In a surprising turn of events, the superhero movie genre, once considered an unstoppable force in Hollywood, faced a formidable foe in 2023: audience indifference. The past year witnessed the underperformance and outright flops of six superhero films, including two from the juggernaut, Marvel Studios. As social media platforms became battlegrounds for disgruntled fandoms, questions arose about the genre’s vitality and the need for a recalibration in storytelling.
The Marvels and Aquaman and the Lost Kingdom, both sequels to billion-dollar-grossing predecessors, failed to cross the $50 million mark in their opening weekends. The Marvels struggled to surpass $200 million worldwide, concluding its domestic run at $84.4 million, while Aquaman 2 faced an even bleaker outlook. The industry, accustomed to superhero successes, grappled with a wave of underwhelming performances, with DC’s The Flash and Marvel Studios’ Secret Invasion also stumbling during the summer.
This downturn prompts reflection on the state of the superhero genre, with some wondering if it stands at the edge of a seismic shift comparable to the late 1960s when changing audience preferences led to the decline of once-dominant film genres like musicals and Westerns. The question looms large: is superhero fatigue real, or is there a need for a more profound evolution in storytelling?
As 2024 approaches, it signals a departure from the norm as Marvel Studios releases only one movie, Deadpool 3, the first time since 2012. Disney CEO Bob Iger acknowledged the impact of diluting quality for quantity, citing the oversaturation of the market due to Disney+’s demand for both streaming series and films from Marvel. Warner Bros. faced a similar challenge, struggling to replicate Marvel’s formula of creating a cohesive universe that builds anticipation for each subsequent film.
While Deadpool 3 may offer a refreshing boost to the genre, serving as a sequel to a genuinely popular superhero movie and featuring the return of Hugh Jackman’s Wolverine, it’s not the sole contender in 2024. Sony Pictures plans to release three Spider-Man villain spinoffs, with Venom 3 scheduled for November 8, 2024. Warner Bros. presents a unique twist with Joker: Folie à Deux, a musical sequel to the Oscar-winning crime drama that grossed $1 billion.
The success of Deadpool 3 and Joker: Folie à Deux may hold the key to the genre’s future. Deadpool’s return after a hiatus, much like Guardians of the Galaxy Vol. 3 and Spider-Man: Across the Spider-Verse in 2023, could signal that certain characters resonate with audiences over time. Meanwhile, Joker 2 introduces a potentially new approach to comic book adaptations, with a musical angle and an exploration of uncharted territory for the iconic character.
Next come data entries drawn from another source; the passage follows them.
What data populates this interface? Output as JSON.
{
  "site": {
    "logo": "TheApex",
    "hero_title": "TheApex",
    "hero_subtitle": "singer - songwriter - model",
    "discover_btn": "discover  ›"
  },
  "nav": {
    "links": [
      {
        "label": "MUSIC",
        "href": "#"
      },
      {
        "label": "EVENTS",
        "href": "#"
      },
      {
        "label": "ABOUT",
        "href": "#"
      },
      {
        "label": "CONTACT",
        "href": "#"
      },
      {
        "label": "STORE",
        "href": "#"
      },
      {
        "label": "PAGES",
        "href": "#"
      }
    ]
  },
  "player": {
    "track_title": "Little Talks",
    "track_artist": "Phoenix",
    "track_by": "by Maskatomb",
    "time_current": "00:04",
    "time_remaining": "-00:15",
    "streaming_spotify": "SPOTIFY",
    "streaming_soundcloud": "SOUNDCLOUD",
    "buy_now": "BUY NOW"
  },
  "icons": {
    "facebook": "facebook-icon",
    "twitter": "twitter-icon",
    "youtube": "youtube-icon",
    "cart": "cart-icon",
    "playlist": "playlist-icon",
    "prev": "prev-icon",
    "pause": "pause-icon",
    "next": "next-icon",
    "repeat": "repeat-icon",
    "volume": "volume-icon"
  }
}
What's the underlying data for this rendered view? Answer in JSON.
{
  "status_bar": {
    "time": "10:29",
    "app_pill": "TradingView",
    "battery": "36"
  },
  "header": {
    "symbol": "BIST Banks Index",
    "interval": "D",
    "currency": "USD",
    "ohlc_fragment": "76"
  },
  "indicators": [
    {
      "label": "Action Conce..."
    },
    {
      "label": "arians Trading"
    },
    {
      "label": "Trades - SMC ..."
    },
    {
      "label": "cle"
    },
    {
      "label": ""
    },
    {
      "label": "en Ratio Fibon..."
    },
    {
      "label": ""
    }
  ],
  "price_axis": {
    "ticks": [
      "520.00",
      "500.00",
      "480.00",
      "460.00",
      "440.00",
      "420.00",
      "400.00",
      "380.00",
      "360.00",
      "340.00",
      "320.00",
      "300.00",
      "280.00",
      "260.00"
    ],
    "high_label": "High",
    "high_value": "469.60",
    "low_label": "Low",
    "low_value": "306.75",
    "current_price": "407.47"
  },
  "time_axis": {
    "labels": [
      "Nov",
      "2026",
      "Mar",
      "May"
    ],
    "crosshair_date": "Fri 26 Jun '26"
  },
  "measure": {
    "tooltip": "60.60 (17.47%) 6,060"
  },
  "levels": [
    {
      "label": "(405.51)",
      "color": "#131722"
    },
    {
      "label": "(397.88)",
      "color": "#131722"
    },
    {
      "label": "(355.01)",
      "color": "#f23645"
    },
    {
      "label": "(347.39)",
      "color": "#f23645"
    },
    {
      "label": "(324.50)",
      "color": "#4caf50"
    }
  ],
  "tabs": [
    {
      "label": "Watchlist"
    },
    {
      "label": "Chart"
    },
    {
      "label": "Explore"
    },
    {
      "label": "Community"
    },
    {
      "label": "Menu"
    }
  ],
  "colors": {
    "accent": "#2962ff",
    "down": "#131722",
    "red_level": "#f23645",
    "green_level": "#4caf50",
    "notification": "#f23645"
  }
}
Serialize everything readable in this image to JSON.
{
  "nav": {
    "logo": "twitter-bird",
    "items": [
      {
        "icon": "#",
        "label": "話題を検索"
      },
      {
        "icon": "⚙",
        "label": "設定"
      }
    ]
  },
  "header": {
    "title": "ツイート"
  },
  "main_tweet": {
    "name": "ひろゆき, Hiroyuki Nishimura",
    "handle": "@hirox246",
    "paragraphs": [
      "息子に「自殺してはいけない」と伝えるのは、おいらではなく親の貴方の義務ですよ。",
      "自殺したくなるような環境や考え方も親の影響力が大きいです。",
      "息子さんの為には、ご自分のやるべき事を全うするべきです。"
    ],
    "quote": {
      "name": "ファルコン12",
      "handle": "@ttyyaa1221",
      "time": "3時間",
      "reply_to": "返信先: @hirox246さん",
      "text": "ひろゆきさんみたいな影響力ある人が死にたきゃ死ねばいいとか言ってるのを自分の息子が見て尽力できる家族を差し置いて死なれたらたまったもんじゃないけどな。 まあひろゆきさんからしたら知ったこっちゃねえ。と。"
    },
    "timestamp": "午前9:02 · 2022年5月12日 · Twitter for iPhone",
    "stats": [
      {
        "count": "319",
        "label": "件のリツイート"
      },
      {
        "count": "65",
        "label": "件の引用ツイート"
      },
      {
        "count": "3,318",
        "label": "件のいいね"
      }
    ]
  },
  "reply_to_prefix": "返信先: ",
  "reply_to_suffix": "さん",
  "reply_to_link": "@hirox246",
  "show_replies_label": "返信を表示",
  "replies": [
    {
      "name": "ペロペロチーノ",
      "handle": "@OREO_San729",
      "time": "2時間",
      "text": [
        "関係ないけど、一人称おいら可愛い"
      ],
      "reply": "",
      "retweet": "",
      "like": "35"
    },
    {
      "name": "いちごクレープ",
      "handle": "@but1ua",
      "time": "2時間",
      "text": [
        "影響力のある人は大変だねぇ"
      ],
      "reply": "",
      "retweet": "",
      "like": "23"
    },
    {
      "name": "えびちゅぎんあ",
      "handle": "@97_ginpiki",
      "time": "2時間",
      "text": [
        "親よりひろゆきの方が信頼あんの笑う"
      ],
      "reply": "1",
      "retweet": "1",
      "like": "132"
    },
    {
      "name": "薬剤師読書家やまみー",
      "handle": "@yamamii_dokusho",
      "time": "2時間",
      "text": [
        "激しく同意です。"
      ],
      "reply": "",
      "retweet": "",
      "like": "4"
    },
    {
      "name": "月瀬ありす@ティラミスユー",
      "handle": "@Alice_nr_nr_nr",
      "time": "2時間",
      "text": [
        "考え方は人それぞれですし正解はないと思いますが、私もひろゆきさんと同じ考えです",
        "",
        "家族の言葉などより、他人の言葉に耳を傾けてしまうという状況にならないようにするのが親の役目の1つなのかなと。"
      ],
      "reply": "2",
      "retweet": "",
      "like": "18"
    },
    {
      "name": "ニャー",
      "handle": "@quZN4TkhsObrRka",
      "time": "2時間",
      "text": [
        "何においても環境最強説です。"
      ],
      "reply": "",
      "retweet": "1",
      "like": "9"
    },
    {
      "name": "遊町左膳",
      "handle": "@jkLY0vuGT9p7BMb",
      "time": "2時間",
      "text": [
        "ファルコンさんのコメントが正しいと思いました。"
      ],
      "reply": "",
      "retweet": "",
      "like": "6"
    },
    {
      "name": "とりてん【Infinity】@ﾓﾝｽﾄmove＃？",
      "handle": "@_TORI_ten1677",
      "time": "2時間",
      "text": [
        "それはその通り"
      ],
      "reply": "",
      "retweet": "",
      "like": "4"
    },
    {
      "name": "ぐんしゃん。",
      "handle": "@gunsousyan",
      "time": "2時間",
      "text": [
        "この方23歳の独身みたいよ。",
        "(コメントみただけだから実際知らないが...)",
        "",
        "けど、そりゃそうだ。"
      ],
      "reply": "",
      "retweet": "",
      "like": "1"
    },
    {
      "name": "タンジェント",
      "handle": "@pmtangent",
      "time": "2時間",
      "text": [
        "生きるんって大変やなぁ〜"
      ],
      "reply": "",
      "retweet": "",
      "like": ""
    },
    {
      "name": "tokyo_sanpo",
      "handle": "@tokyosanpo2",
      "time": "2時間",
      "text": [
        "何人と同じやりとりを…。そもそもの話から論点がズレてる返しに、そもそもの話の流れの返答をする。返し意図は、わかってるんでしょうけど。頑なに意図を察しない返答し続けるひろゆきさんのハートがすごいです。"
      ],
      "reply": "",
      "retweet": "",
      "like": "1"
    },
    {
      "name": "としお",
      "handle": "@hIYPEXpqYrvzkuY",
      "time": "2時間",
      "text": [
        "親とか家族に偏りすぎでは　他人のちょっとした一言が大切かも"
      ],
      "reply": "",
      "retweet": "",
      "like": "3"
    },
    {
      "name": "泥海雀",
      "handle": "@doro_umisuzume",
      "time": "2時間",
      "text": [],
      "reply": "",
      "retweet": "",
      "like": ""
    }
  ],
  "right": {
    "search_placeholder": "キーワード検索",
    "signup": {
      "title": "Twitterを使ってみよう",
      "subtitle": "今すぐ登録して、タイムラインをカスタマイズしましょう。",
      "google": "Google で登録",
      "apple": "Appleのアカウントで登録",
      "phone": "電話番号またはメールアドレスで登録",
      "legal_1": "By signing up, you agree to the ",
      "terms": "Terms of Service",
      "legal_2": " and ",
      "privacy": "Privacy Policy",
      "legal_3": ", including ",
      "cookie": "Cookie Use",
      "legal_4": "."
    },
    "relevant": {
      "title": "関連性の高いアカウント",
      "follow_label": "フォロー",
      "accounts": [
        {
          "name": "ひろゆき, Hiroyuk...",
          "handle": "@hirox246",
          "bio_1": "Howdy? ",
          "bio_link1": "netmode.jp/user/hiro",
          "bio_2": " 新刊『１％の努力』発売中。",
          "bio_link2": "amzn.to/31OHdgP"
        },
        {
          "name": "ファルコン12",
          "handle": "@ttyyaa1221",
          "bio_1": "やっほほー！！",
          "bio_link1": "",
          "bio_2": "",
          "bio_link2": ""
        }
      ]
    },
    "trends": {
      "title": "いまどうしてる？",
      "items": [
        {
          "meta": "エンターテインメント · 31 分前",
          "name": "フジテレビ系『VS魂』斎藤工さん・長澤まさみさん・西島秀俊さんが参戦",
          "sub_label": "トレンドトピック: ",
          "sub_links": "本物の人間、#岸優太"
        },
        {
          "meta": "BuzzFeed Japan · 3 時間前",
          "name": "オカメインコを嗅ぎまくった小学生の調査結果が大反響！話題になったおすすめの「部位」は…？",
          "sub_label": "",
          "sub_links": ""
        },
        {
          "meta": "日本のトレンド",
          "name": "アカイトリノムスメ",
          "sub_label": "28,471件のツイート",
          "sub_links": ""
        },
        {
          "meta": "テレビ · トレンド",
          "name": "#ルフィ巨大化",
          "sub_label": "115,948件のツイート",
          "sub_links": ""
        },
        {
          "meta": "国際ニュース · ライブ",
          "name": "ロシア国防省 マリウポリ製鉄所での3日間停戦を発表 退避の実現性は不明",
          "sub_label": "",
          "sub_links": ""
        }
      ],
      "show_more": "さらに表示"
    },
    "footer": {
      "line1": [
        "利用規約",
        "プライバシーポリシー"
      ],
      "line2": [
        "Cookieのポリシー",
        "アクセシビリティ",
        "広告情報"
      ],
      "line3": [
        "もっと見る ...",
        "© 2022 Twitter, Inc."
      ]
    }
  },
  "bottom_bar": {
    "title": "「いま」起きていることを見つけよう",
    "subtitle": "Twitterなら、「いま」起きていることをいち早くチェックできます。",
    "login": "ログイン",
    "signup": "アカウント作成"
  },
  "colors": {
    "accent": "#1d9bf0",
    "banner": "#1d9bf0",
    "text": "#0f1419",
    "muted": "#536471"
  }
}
As the genre faces a potential crossroads, questions linger about the ability of a new approach to comic book IP, such as Joker: Folie à Deux, to captivate audiences and achieve box office success. If successful, it could demonstrate the untapped potential of taking risks within the genre. The prevailing sentiment suggests that a reset in 2025, whether through a full-on reboot like Superman: Legacy or the introduction of new IPs like Thunderbolts and Fantastic Four, may be necessary for the genre to thrive.
The superhero movie landscape is undoubtedly changing, and the lessons learned in 2023 may shape the industry’s future. A careful balance between quality and quantity, coupled with innovative storytelling, appears to be the key to reinvigorating audience interest. As the gap between superhero releases widens in 2024, the industry watches with bated breath to see if bold moves and fresh narratives will save the genre from the spectre of superhero fatigue and usher in a new era of cinematic heroics.